We want films to look like films, television to look like television; why do we want the Internet to look like film or television and sound like CD or FM radio? In 1997, we may come to appreciate the unique flavour of the medium and work with its potentials, rather than let marketers postpone our dreams until Version 2.0 arrives.

Artist to watch:

Finola Jones. Anyone who bumped into the artist's baby elephant of pink silk roses at the Green on Red gallery this year would have to be curious to see what creatures break loose from Jones's possessive circus in 97.

This year's Must Sees:

1. RealAudio - which allows you to broadcast live in real time via the Internet - is the most convincing Net radio tool yet. No painful pauses while the file downloads. Download and plug in.

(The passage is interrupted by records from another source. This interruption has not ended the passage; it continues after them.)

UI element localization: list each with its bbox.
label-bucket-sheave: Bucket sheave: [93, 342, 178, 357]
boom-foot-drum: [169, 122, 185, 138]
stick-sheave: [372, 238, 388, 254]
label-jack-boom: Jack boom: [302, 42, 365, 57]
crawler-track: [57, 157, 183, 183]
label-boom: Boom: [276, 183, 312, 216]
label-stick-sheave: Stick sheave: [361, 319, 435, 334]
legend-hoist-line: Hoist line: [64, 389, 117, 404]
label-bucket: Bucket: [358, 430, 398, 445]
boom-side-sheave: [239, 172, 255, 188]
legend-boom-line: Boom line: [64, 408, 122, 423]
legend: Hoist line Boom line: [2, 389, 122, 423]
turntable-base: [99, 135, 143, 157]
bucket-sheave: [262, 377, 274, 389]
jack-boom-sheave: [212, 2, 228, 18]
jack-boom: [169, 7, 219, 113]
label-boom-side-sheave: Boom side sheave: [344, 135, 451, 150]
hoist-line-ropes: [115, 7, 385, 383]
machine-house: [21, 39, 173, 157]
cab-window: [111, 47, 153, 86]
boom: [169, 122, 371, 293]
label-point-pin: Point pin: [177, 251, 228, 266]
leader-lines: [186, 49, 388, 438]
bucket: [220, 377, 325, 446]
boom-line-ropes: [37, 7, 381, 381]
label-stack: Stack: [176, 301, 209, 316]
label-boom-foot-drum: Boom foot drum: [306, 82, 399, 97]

2. Lo-fi Digital Artist Sean Hillen: the image maker most likely to turn us off the dsytopia featured in his work, and on to glue and paste.

3. Ireland's premiere web designer Nua, making cyberspace safe for the Celtic spiral, and putting the funk in functional.

4. PointCast, an information mining robot. The closest you can get to an intelligent agent for free. Download and plug in.

5. eMate: Apple's new, stripped down notebook for children. It could drive you back to school.

6. Be,Inc.'s (the company founded by Apple windfall Jean Louis Gassee) wondrous new graphic interface. Expect to see it soon on a Mac and a Mac clone, and then on your PC. Eat dust, Bill!